智 「馬鹿だな。初めから言ってくれていいのに。
ニノは我慢し過ぎなんだよ。
なんでおいら、芸能人なんてやってんだろな。
なんか腹立ってきたわ。」
和 「サトシ・・・」
智 「おいで、ニノ・・・」
今度は俺がニノをベッドに導いて
横になったニノに優しく口付けると
そこにはいつものニノが居て
甘い吐息を零しながら俺に身を委ねてくれた。
智 「ニノ?」
和 「何ですか?」
智 「何だっけ?お前の母ちゃんの名言。
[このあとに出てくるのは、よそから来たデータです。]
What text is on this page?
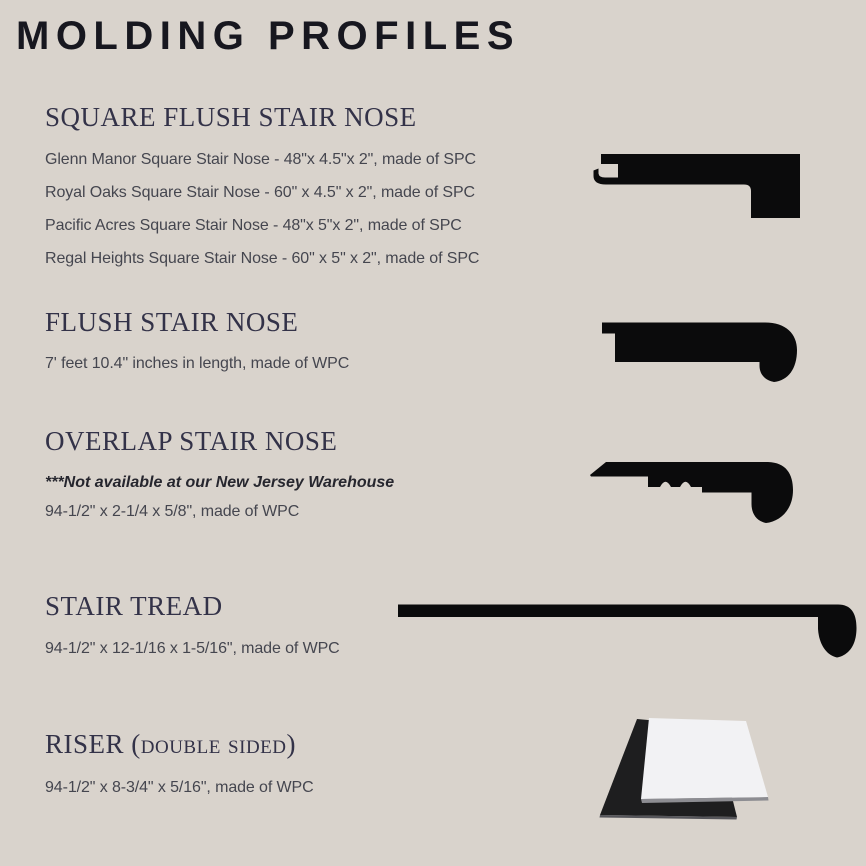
MOLDING PROFILES
SQUARE FLUSH STAIR NOSE
Glenn Manor Square Stair Nose - 48"x 4.5"x 2", made of SPC
Royal Oaks Square Stair Nose - 60" x 4.5" x 2", made of SPC
Pacific Acres Square Stair Nose - 48"x 5"x 2", made of SPC
Regal Heights Square Stair Nose - 60" x 5" x 2", made of SPC
FLUSH STAIR NOSE
7' feet 10.4" inches in length, made of WPC
OVERLAP STAIR NOSE
***Not available at our New Jersey Warehouse
94-1/2" x 2-1/4 x 5/8", made of WPC
STAIR TREAD
94-1/2" x 12-1/16 x 1-5/16", made of WPC
RISER (double sided)
94-1/2" x 8-3/4" x 5/16", made of WPC
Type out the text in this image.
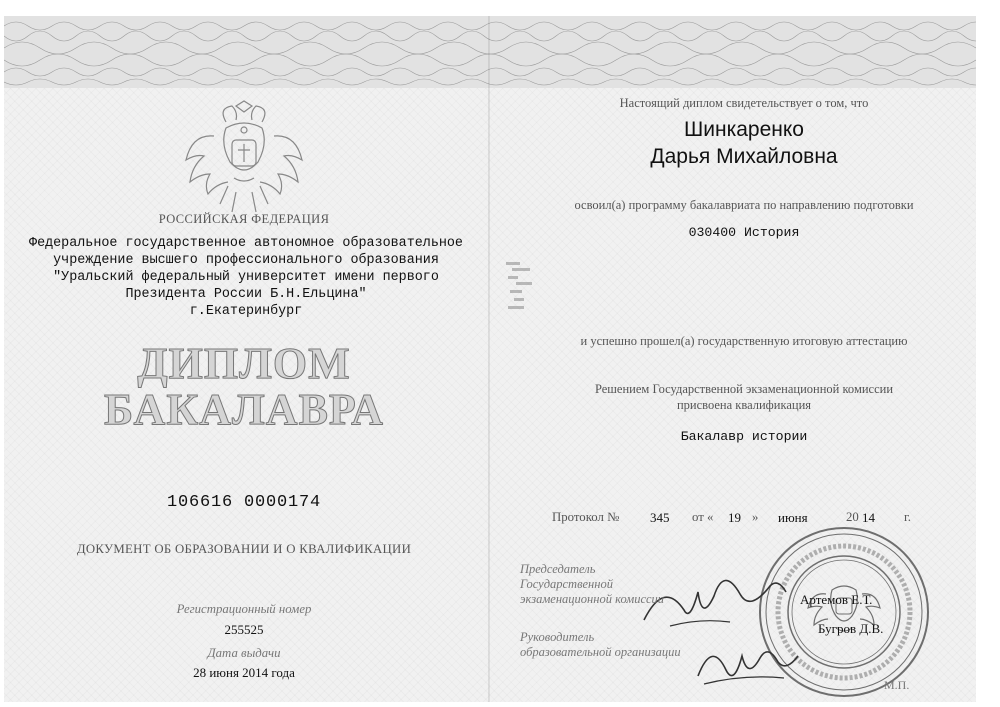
РОССИЙСКАЯ ФЕДЕРАЦИЯ
Федеральное государственное автономное образовательное
учреждение высшего профессионального образования
"Уральский федеральный университет имени первого
Президента России Б.Н.Ельцина"
г.Екатеринбург
ДИПЛОМ
БАКАЛАВРА
106616 0000174
ДОКУМЕНТ ОБ ОБРАЗОВАНИИ И О КВАЛИФИКАЦИИ
Регистрационный номер
255525
Дата выдачи
28 июня 2014 года
Настоящий диплом свидетельствует о том, что
Шинкаренко
Дарья Михайловна
освоил(а) программу бакалавриата по направлению подготовки
030400 История
и успешно прошел(а) государственную итоговую аттестацию
Решением Государственной экзаменационной комиссии
присвоена квалификация
Бакалавр истории
Протокол № 345 от « 19 » июня	20 14 г.
Председатель
Государственной
экзаменационной комиссии	Артемов Е.Т.
Руководитель
образовательной организации
Бугров Д.В.
М.П.
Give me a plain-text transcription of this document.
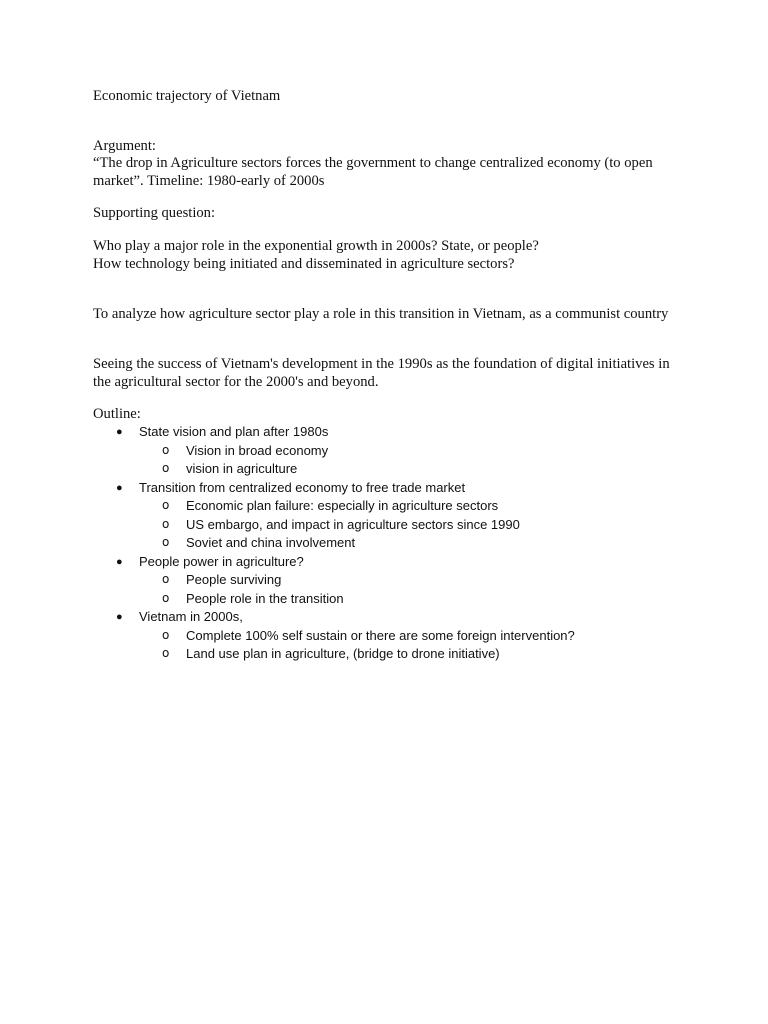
Economic trajectory of Vietnam

Argument:

“The drop in Agriculture sectors forces the government to change centralized economy (to open market”. Timeline: 1980-early of 2000s

Supporting question:

Who play a major role in the exponential growth in 2000s? State, or people?

How technology being initiated and disseminated in agriculture sectors?

To analyze how agriculture sector play a role in this transition in Vietnam, as a communist country

Seeing the success of Vietnam's development in the 1990s as the foundation of digital initiatives in the agricultural sector for the 2000's and beyond.

Outline:

● State vision and plan after 1980s
o Vision in broad economy
o vision in agriculture
● Transition from centralized economy to free trade market
o Economic plan failure: especially in agriculture sectors
o US embargo, and impact in agriculture sectors since 1990
o Soviet and china involvement
● People power in agriculture?
o People surviving
o People role in the transition
● Vietnam in 2000s,
o Complete 100% self sustain or there are some foreign intervention?
o Land use plan in agriculture, (bridge to drone initiative)
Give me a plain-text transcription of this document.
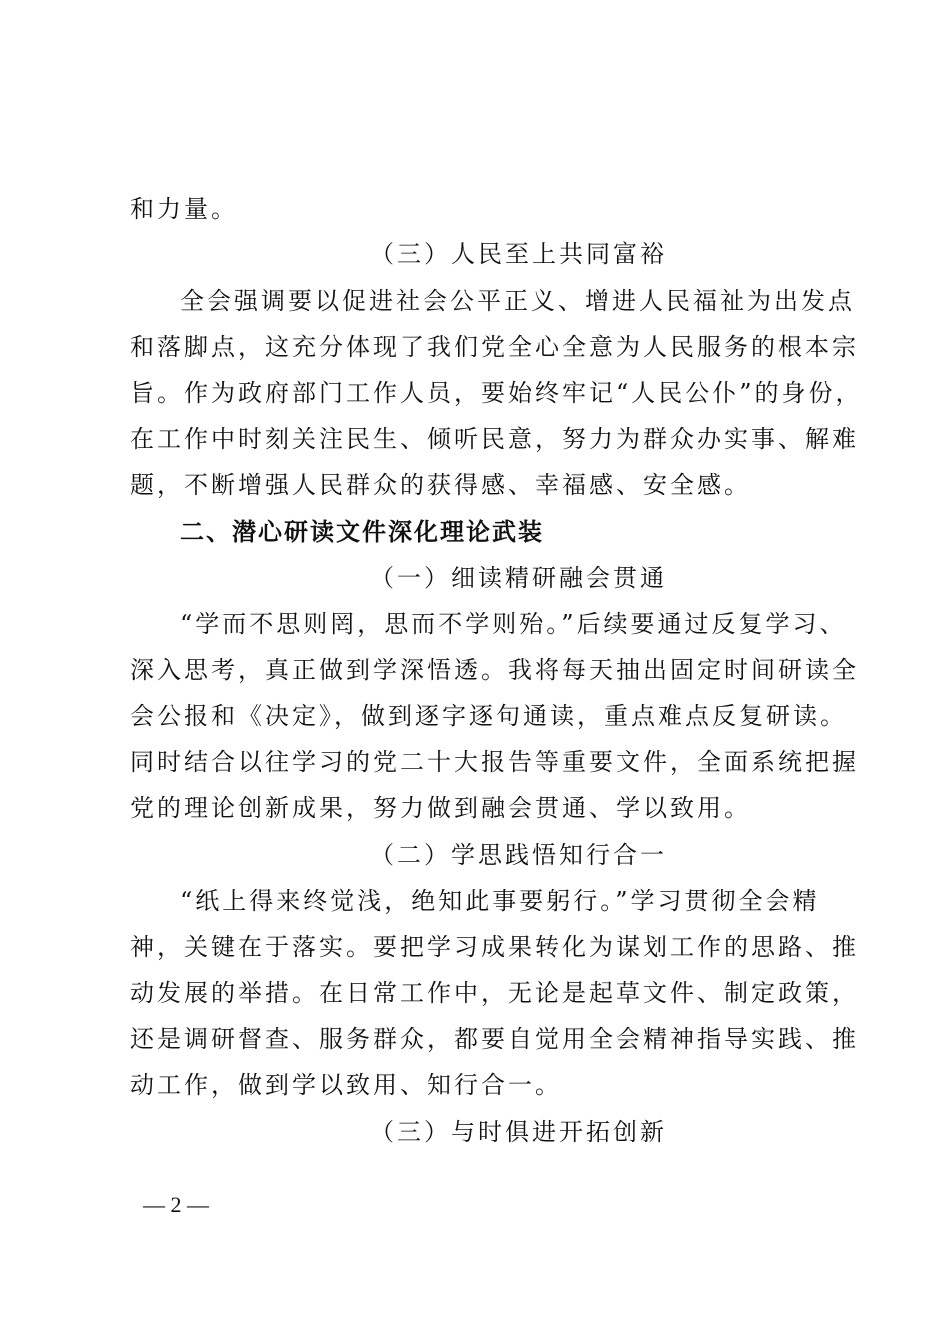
和力量。
（三）人民至上共同富裕
全会强调要以促进社会公平正义、增进人民福祉为出发点
和落脚点，这充分体现了我们党全心全意为人民服务的根本宗
旨。作为政府部门工作人员，要始终牢记“人民公仆”的身份，
在工作中时刻关注民生、倾听民意，努力为群众办实事、解难
题，不断增强人民群众的获得感、幸福感、安全感。
二、潜心研读文件深化理论武装
（一）细读精研融会贯通
“学而不思则罔，思而不学则殆。”后续要通过反复学习、
深入思考，真正做到学深悟透。我将每天抽出固定时间研读全
会公报和《决定》，做到逐字逐句通读，重点难点反复研读。
同时结合以往学习的党二十大报告等重要文件，全面系统把握
党的理论创新成果，努力做到融会贯通、学以致用。
（二）学思践悟知行合一
“纸上得来终觉浅，绝知此事要躬行。”学习贯彻全会精
神，关键在于落实。要把学习成果转化为谋划工作的思路、推
动发展的举措。在日常工作中，无论是起草文件、制定政策，
还是调研督查、服务群众，都要自觉用全会精神指导实践、推
动工作，做到学以致用、知行合一。
（三）与时俱进开拓创新
— 2 —
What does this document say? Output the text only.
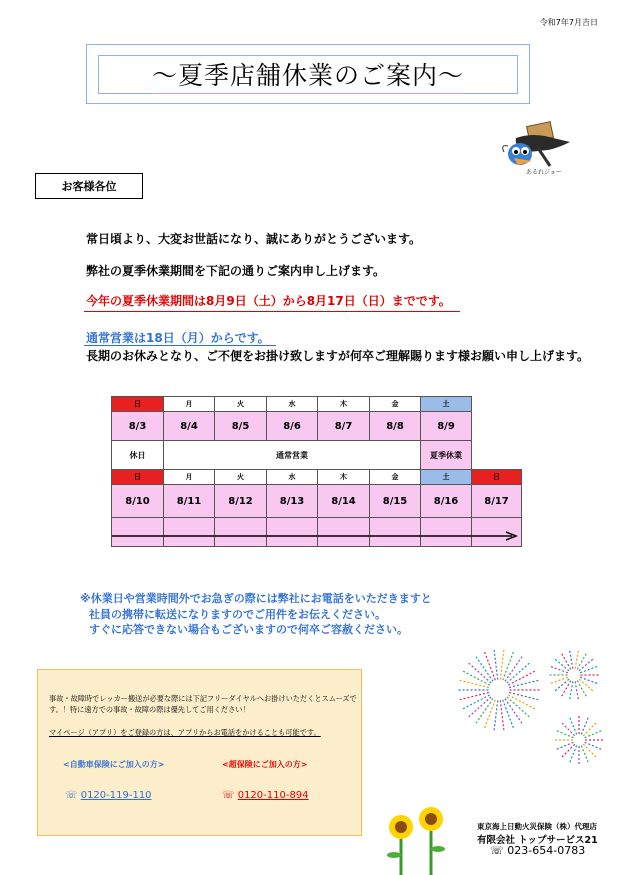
令和7年7月吉日
～夏季店舗休業のご案内～
あるれジョー
お客様各位
常日頃より、大変お世話になり、誠にありがとうございます。
弊社の夏季休業期間を下記の通りご案内申し上げます。
今年の夏季休業期間は8月9日（土）から8月17日（日）までです。
通常営業は18日（月）からです。
長期のお休みとなり、ご不便をお掛け致しますが何卒ご理解賜ります様お願い申し上げます。
日	月	火	水	木	金	土	
8/3	8/4	8/5	8/6	8/7	8/8	8/9	
休日	通常営業					夏季休業	
日	月	火	水	木	金	土	日
8/10	8/11	8/12	8/13	8/14	8/15	8/16	8/17

※休業日や営業時間外でお急ぎの際には弊社にお電話をいただきますと
社員の携帯に転送になりますのでご用件をお伝えください。
すぐに応答できない場合もございますので何卒ご容赦ください。
事故・故障時でレッカー搬送が必要な際には下記フリーダイヤルへお掛けいただくとスムーズです。！特に遠方での事故・故障の際は優先してご用ください！
マイページ（アプリ）をご登録の方は、アプリからお電話をかけることも可能です。
<自動車保険にご加入の方>	<超保険にご加入の方>
☏ 0120-119-110	☏ 0120-110-894
東京海上日動火災保険（株）代理店
有限会社 トップサービス21
☏ 023-654-0783
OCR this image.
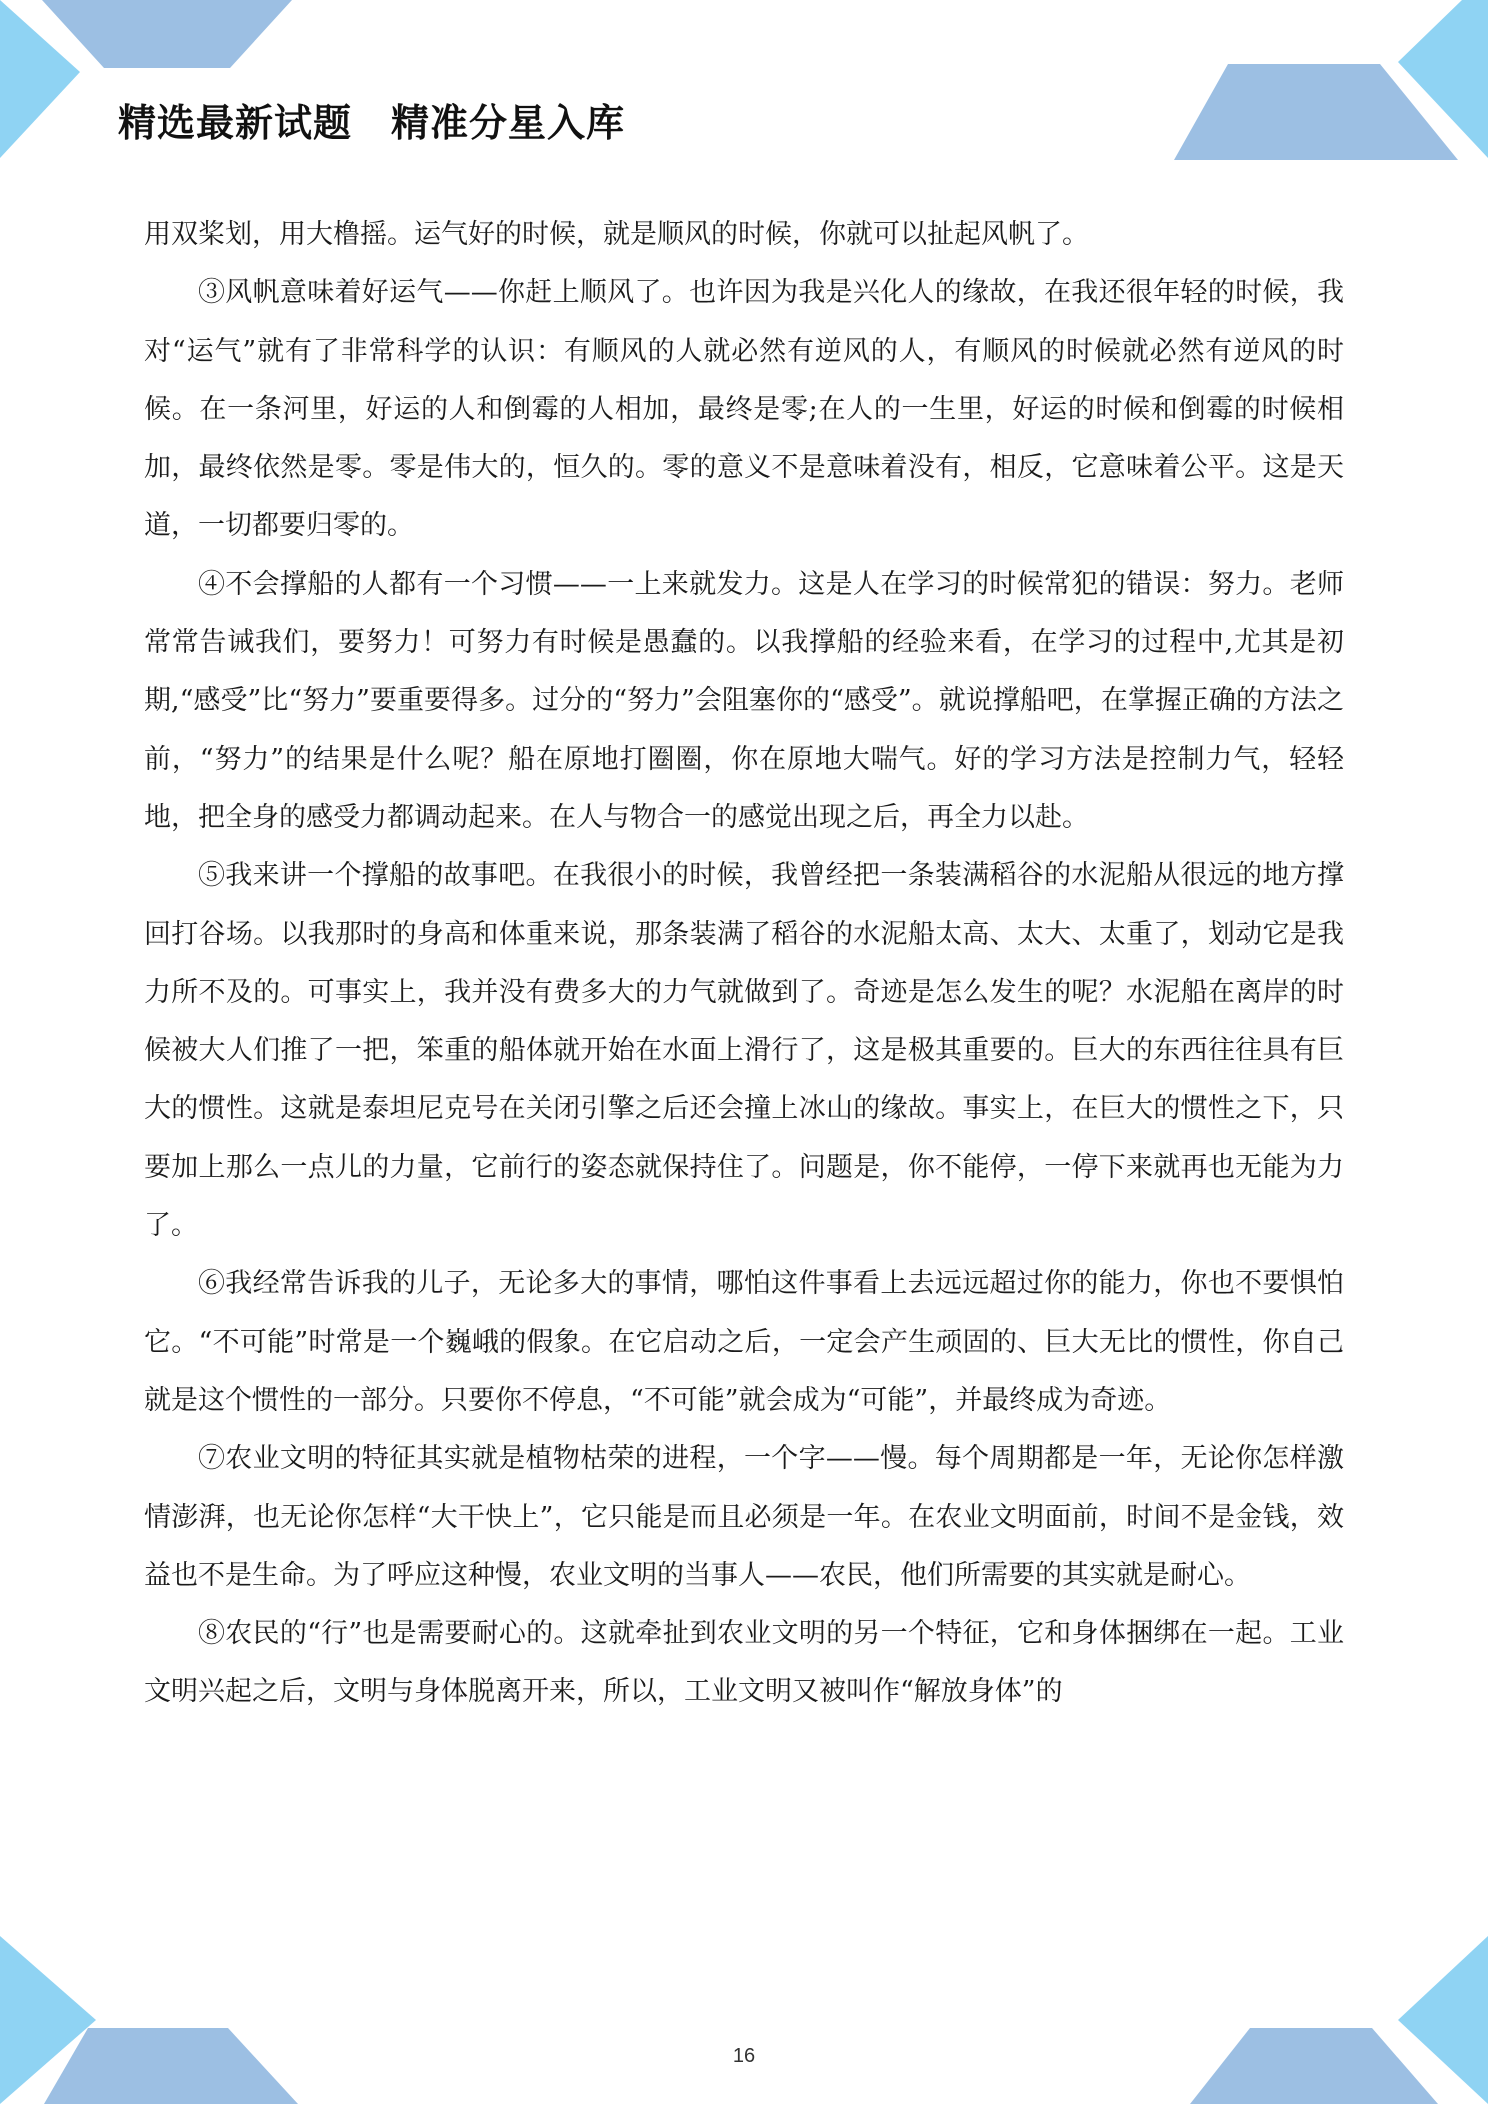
精选最新试题　精准分星入库

用双桨划，用大橹摇。运气好的时候，就是顺风的时候，你就可以扯起风帆了。

③风帆意味着好运气——你赶上顺风了。也许因为我是兴化人的缘故，在我还很年轻的时候，我对“运气”就有了非常科学的认识：有顺风的人就必然有逆风的人，有顺风的时候就必然有逆风的时候。在一条河里，好运的人和倒霉的人相加，最终是零;在人的一生里，好运的时候和倒霉的时候相加，最终依然是零。零是伟大的，恒久的。零的意义不是意味着没有，相反，它意味着公平。这是天道，一切都要归零的。

④不会撑船的人都有一个习惯——一上来就发力。这是人在学习的时候常犯的错误：努力。老师常常告诫我们，要努力！可努力有时候是愚蠢的。以我撑船的经验来看，在学习的过程中,尤其是初期,“感受”比“努力”要重要得多。过分的“努力”会阻塞你的“感受”。就说撑船吧，在掌握正确的方法之前，“努力”的结果是什么呢？船在原地打圈圈，你在原地大喘气。好的学习方法是控制力气，轻轻地，把全身的感受力都调动起来。在人与物合一的感觉出现之后，再全力以赴。

⑤我来讲一个撑船的故事吧。在我很小的时候，我曾经把一条装满稻谷的水泥船从很远的地方撑回打谷场。以我那时的身高和体重来说，那条装满了稻谷的水泥船太高、太大、太重了，划动它是我力所不及的。可事实上，我并没有费多大的力气就做到了。奇迹是怎么发生的呢？水泥船在离岸的时候被大人们推了一把，笨重的船体就开始在水面上滑行了，这是极其重要的。巨大的东西往往具有巨大的惯性。这就是泰坦尼克号在关闭引擎之后还会撞上冰山的缘故。事实上，在巨大的惯性之下，只要加上那么一点儿的力量，它前行的姿态就保持住了。问题是，你不能停，一停下来就再也无能为力了。

⑥我经常告诉我的儿子，无论多大的事情，哪怕这件事看上去远远超过你的能力，你也不要惧怕它。“不可能”时常是一个巍峨的假象。在它启动之后，一定会产生顽固的、巨大无比的惯性，你自己就是这个惯性的一部分。只要你不停息，“不可能”就会成为“可能”，并最终成为奇迹。

⑦农业文明的特征其实就是植物枯荣的进程，一个字——慢。每个周期都是一年，无论你怎样激情澎湃，也无论你怎样“大干快上”，它只能是而且必须是一年。在农业文明面前，时间不是金钱，效益也不是生命。为了呼应这种慢，农业文明的当事人——农民，他们所需要的其实就是耐心。

⑧农民的“行”也是需要耐心的。这就牵扯到农业文明的另一个特征，它和身体捆绑在一起。工业文明兴起之后，文明与身体脱离开来，所以，工业文明又被叫作“解放身体”的

16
ストレス溜めるな・・・?」
和 「あっ(笑)なんだよこんな時に・・・
ストレス溜めるなら金貯めろ・・・でしょ?(笑)」
智 「んふふっ・・・やっぱニノはいつものニノでなくちゃ。」
やっぱりニノは笑ってなきゃだよな。
ドラマなんてあと少しで終わるから・・・
もうちょっとだけ辛抱してくれ。
俺は心の中でそう呟きながらニノを抱いた。